Gilbert Baker, the creator of the Rainbow Flag, which has become internationally recognized as the symbol of the modern LGBT rights movement, died on Friday, March 31 of natural causes at his home in New York City. He was 65.
According to an official biography posted on his website, Baker worked as a flag maker since June 1978, when his first of many versions of the Rainbow Flag was displayed at San Francisco’s LGBT Pride celebration.
Over the next 39 years Baker became known internationally as a highly acclaimed flag maker and artist, with his flag designs being displayed for the premier of China and the presidents of France, Venezuela, and the Philippines as well as for the King of Spain, among others, his biography says.
“As an artist, Baker returned again and again to variations on the Rainbow Flag motif and his artwork and flag creations have appeared in galleries and museums around the word,” the biography says.

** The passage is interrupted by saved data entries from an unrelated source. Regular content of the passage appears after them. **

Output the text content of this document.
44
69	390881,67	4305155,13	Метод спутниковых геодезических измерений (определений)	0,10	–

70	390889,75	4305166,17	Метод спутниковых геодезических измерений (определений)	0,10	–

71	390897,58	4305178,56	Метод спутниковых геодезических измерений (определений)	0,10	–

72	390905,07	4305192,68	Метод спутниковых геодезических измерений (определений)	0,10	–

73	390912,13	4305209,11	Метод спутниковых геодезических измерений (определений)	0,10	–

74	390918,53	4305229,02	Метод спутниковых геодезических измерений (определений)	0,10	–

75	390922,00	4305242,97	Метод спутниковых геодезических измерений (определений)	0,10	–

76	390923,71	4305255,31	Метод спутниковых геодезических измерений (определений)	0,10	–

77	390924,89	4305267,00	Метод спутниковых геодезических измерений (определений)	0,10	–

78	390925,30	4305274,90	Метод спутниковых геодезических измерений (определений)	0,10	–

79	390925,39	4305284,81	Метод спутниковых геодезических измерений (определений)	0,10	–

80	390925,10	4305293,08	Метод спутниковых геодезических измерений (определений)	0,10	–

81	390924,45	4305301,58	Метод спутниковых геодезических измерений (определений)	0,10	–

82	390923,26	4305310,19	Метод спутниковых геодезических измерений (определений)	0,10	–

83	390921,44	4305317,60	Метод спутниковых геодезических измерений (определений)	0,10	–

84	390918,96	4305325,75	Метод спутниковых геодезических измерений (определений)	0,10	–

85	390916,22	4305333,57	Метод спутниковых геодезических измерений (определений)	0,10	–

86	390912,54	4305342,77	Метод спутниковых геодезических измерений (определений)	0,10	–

It adds that in 2000 Baker put on his first exhibition of photographs and fine art celebrating the Rainbow Flag in Rome for the LGBT World Pride event. He opened an exhibit in New York City in 2002 showcasing 180 items he created and put on an expanded version of that exhibit in San Francisco in 2003.
The biography says that while living in San Francisco in the 1970s Baker became friends with San Francisco Supervisor and gay rights icon Harvey Milk and made flags for special events, including gay rights marches, at Milk’s request.
“Just days ago, Baker had completed his latest Rainbow Flag, a nine-color flag for which he added the color lavender for diversity,” said his friend Jay Blotcher. “He had hand-sewn 39 of these flags to commemorate the 39th anniversary of the creation of the Rainbow Flag, with plans for them to be displayed in San Francisco in June, Blotcher said.
Baker is survived by his mother, Patricia Baker of San Antonio, Texas; and his sister, Ardonna Baker Cook of Cypress, Texas.